We are interested in the section written by the com.splunk.opentelemetry.profiler.ConfigurationLogger or the Profiling Configuration.

We can see the various settings you can control, some that are useful depending on your use case like the splunk.profiler.directory - The location where the agent writes the call stacks before sending them to Splunk. This may be different depending on how you configure your containers.

Another parameter you may want to change is splunk.profiler.call.stack.interval This is how often the system takes a CPU Stack trace. You may want to reduce this if you have short spans like we have in our application. (we kept the default as the spans in this demo application are extremely short, so Span may not always have a CPU Call Stack related to it.)

You can find how to set these parameters here.
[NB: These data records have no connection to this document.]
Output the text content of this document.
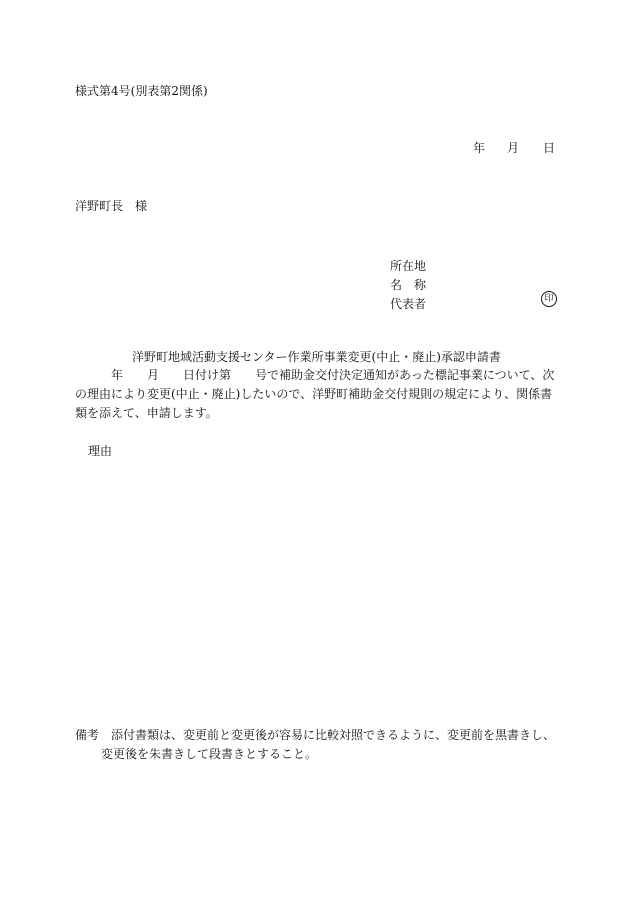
様式第4号(別表第2関係)
年 月 日
洋野町長　様
所在地
名　称
代表者	印
洋野町地域活動支援センター作業所事業変更(中止・廃止)承認申請書
　　　年　　月　　日付け第　　号で補助金交付決定通知があった標記事業について、次
の理由により変更(中止・廃止)したいので、洋野町補助金交付規則の規定により、関係書
類を添えて、申請します。
理由
備考　添付書類は、変更前と変更後が容易に比較対照できるように、変更前を黒書きし、
変更後を朱書きして段書きとすること。
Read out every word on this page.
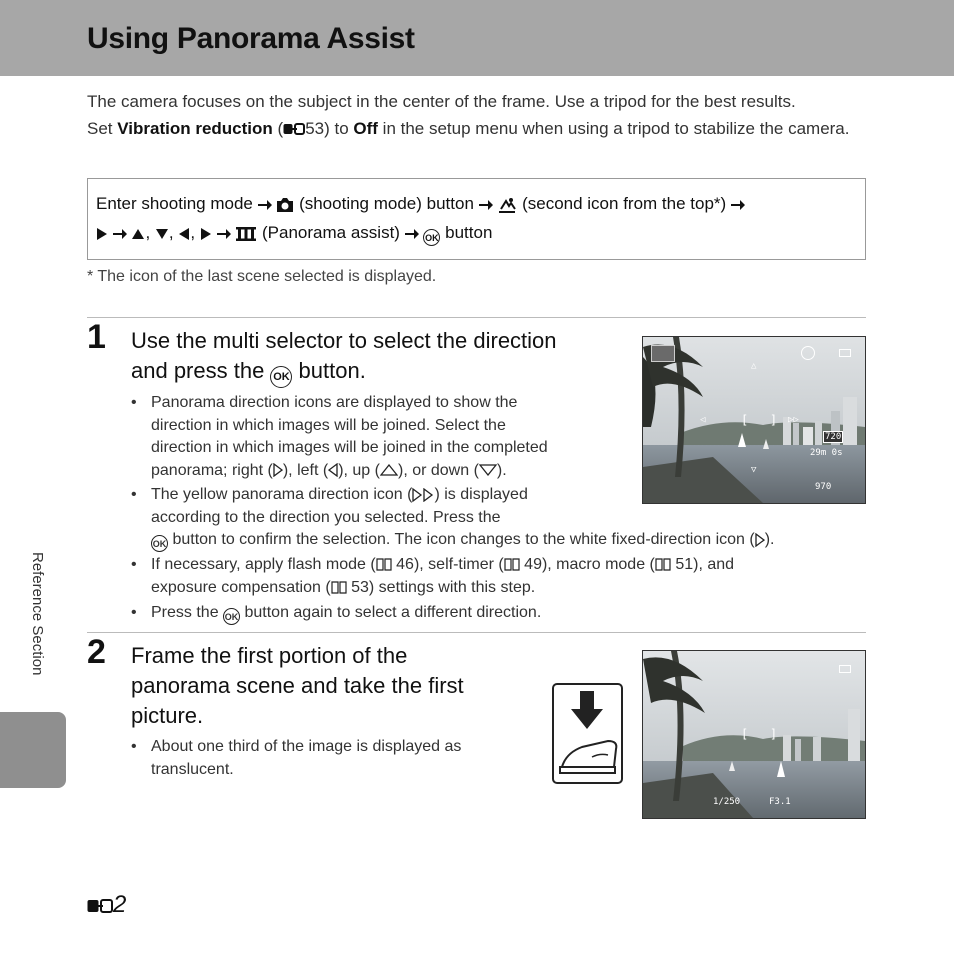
Using Panorama Assist
The camera focuses on the subject in the center of the frame. Use a tripod for the best results.
Set Vibration reduction ( 53) to Off in the setup menu when using a tripod to stabilize the camera.
Enter shooting mode   (shooting mode) button   (second icon from the top*)
, , ,	(Panorama assist)  OK button
* The icon of the last scene selected is displayed.
1 Use the multi selector to select the direction
and press the OK button.
• Panorama direction icons are displayed to show the
direction in which images will be joined. Select the
direction in which images will be joined in the completed
panorama; right ( ), left ( ), up ( ), or down ( ).
• The yellow panorama direction icon ( ) is displayed
according to the direction you selected. Press the

OK button to confirm the selection. The icon changes to the white fixed-direction icon ( ).
• If necessary, apply flash mode ( 46), self-timer ( 49), macro mode ( 51), and
exposure compensation ( 53) settings with this step.
• Press the OK button again to select a different direction.
△
◁	▷▷
[   ]
▽
720
29m 0s
970
2 Frame the first portion of the
panorama scene and take the first
picture.
• About one third of the image is displayed as
translucent.
[   ]
1/250	F3.1
Reference Section
2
Below, is how you set a higher collection rate for call stack in your deployment.yaml, exactly how to pass any JAVA option to the Java application running in your container:

env: 
- name: JAVA_OPTIONS
  value: "-Xdebug -Dsplunk.profiler.call.stack.interval=150"

If you don’t see those lines as a result of the script, the startup may have taken too long and generated too many connection errors, try looking at the logs directly with kubectl or the k9s utility that is installed.